Monday, February 16, 2009

Leaving for Thailand

Well, the day has finally arrived and Lillian and I are off to Thailand tomorrow. I am staying until the end of March and Lillian until the middle. The first thing is to have a good, relaxing time. Have some fun, sit in cafes, listen to music and smile a lot.
The other thing is to go exploring. We are based out of Chiang Mai, in the north and staying at Jeffrey and Naomi’s condo there. So many thanks for letting us stay and introducing us to Thailand. I had such great experiences there last year—the food, the people, the weather, especially the food, wow.
And for me one of the best discoveries was the timber frame buildings in Chiang Mai and surrounding area, from temples to ordinary wooden teak houses. I plan on taking a lot of photos for a possible book in the future and to possibly lead a tour of the amazing buildings in that region.
Our friend Richard Spandlik is coming with us and staying at a hotel next door to our condo. Should be fun. I can already picture us sitting at night, outside in the Sunshine Café, eating sandwiches and having abundant conversations with all the interesting people who come there every night. Oh, the air will be so soft and warm, looking forward to it.
As well, Chiang Mai is known for its markets—the day market, the night and Sunday market. Tribal people come down form the north and sell their wares and food. So amazing. Talk to you from there next time!

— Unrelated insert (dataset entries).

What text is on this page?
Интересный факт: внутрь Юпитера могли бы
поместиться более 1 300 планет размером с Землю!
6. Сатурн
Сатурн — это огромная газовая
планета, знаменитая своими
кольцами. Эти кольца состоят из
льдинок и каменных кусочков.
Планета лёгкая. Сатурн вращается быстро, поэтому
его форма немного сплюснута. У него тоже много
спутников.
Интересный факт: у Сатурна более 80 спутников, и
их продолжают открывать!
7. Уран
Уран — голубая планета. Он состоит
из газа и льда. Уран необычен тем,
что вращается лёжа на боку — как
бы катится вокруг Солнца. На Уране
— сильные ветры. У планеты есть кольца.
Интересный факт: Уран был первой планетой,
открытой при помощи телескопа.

Thursday, February 12, 2009

Terrible Barn Wind

Mid December, 2008, was a terrible day. The snow wasn’t falling for a change but the wind was blowing and gusting up to 100 kilometers per hour. Trees and branches broke, roofs blew off older buildings and many century-old barns were damaged or destroyed.
Just in the Grey county area of Ontario where I live, I have come across many barns that were affected and had many calls after that windy day. A brand new metal roof blew away from a barn I had worked on in Euphrasia Township, near the Beaver Valley. The barn next door to the west side had completely collapsed. In my neighbourhood, two barns were damaged between Scone and Elmwood. On one the straw barn fell down completely, tearing away from the main barn and another, just down the road, collapsed. The problem was that there was a large amount of snow on these barn roofs, combined with the fact that it had gotten warmer and so the snow became heavy. It was actually top heavy and for some of those barns with rotten posts, either at the top or bottom, or girts that were pulling out of their connections, the snow load and wind became too much.
On that day I happened to be at my neighbour’s farm, storing one of my tractors in his barn for the winter. The wind was creating a lot of noise inside the 128 year old structure, which I had repaired a few years ago. I was looking up at the inside of the roof when I noticed that a large section, including the rafters and boards, about 30 feet long, was being lifted up by the wind. Every time the wind gusted, the roof lifted. The owner was there, as well as two of my sons, and we quickly tied heavy ropes to the inside of the rafters and then down to a solid post. Just in time, otherwise the roof would have gone. Funny now, but when the owner was hanging on to the rope, while we were nailing supports for it, he was being lifted up with the wind gusts.
There are many more barns I have seen damaged or collapsed since then, and I have realized it was a memorable storm that leveled many a historic barn. The one in the photo is near Berkley, Ontario. If anyone else can tell me about their area and how many barns were damaged, it would be greatly appreciated.